Your brand's reputation can affect its bottom line. Brand equity, or how the public perceives your brand—separate from its goods and services—can impact revenue and the overall value of your business. That makes managing brand equity a crucial part of your marketing strategy.
Brands vs. brand equity
A brand is much more than just the products or services a company sells. It's also a way for consumers to differentiate goods from those of competitors. Wrapped up in a brand are all the ways it identifies itself, such as product names, logos, or distinctive colors. For example, Honda has brands in the names Honda and Accord, each of which have separate reputations in the public eye. The Pepsi brand is instantly recognizable by its red, white, and blue color palette.
Brand equity, on the other hand, is the value a brand brings to a company once it becomes widely recognized by customers. If a consumer would choose a generic product over a branded one, the brand has a negative brand equity, and vice versa. Positive brand equity often results in increased customer loyalty, which is when a consumer is willing to pay a premium for a brand they prefer.

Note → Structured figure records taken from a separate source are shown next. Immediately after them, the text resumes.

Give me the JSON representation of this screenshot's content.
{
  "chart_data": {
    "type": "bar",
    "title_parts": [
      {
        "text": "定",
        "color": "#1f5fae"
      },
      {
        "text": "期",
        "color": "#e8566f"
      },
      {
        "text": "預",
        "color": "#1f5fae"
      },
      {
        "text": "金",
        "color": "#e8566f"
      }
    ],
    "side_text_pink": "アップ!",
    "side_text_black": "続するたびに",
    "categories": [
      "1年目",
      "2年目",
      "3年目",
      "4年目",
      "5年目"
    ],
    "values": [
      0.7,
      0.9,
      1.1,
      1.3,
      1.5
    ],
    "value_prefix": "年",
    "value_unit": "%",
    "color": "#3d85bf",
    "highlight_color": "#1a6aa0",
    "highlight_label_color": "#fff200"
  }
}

For example, people with brand loyalty to Campbell's Soup believe that it tastes better or has more beneficial qualities than soup of similar price. People who always buy a Mercedes believe they are of higher quality than BMWs or Cadillacs. This is one reason why brands, particularly luxury ones, so rigorously defend their trademarks and public image.
Ways of building brand equity
Positive brand equity is not created overnight but rather is developed over time by:
- Developing a quality product or offering excellent customer service.
- Engaging in an effective marketing plan. You can have the best product, brand name, and logo ever, but that won't build brand equity if your potential customers don't know about them.
- Creating a memorable brand name or logo.
- Protecting the brand with appropriate copyright or trademark registration.
Measuring brand equity
While no one doubts the existence of brand equity, quantifying it is another matter. Some marketing organizations lean toward a customer-based measurement, which focuses on aspects such as customer loyalty and consumer awareness, recognition, and opinion of the brand.
Others use a measurement model that emphasizes factors such as:
- The proportion of sales attributed to the brand recognition
- Comparing the price of the product to the price of other brands or generics
- The brand's market share for its product or industry
Still others use a combination of these approaches or more complex methods that analyze stock performance, projected profits, total company value relative to tangible and intangible assets, and various other factors.
However, many of the factors used are vague and intangible and, just like with celebrity endorsements and event sponsorships, there is no universally accepted method for measurement. On top of that, many measurement models are created by marketing consulting firms, which are in the business of charging companies for conducting consumer marketing surveys and so may have an interest in manipulating the perceived value of a company's brand equity.
Managing brand equity
Once brand equity is established, it needs to be managed in order to maintain or increase its value. The stability of the brand recognition may need to be balanced with changing markets, consumer attitudes, government regulations, and other factors. In some situations, efforts may be needed to revitalize the brand or even to rebrand a product.
Once established for an existing product, brand equity can be managed to extend brand recognition to new ones.
For example, once Whirlpool established its brand for clothes washers and dryers, it expanded the brand to ovens, dishwashers, and microwave ovens.
If consumers develop a negative impression of the company or product, a brand's equity could be negative, decreasing both sales and the value of the company. This might happen in the event of unfavorable media attention, such as from a highly publicized lawsuit against the company, repeated product recalls, or cybersecurity breaches. For example, widely publicized concerns about the privacy of personal information led to many users canceling their Facebook accounts.
It can takes years to establish a reputation with consumers, although it's easier today than it's ever been. Focusing on consumer satisfaction and quality goods goes a long way towards building positive brand equity and even making your company more attractive to buyers or investors.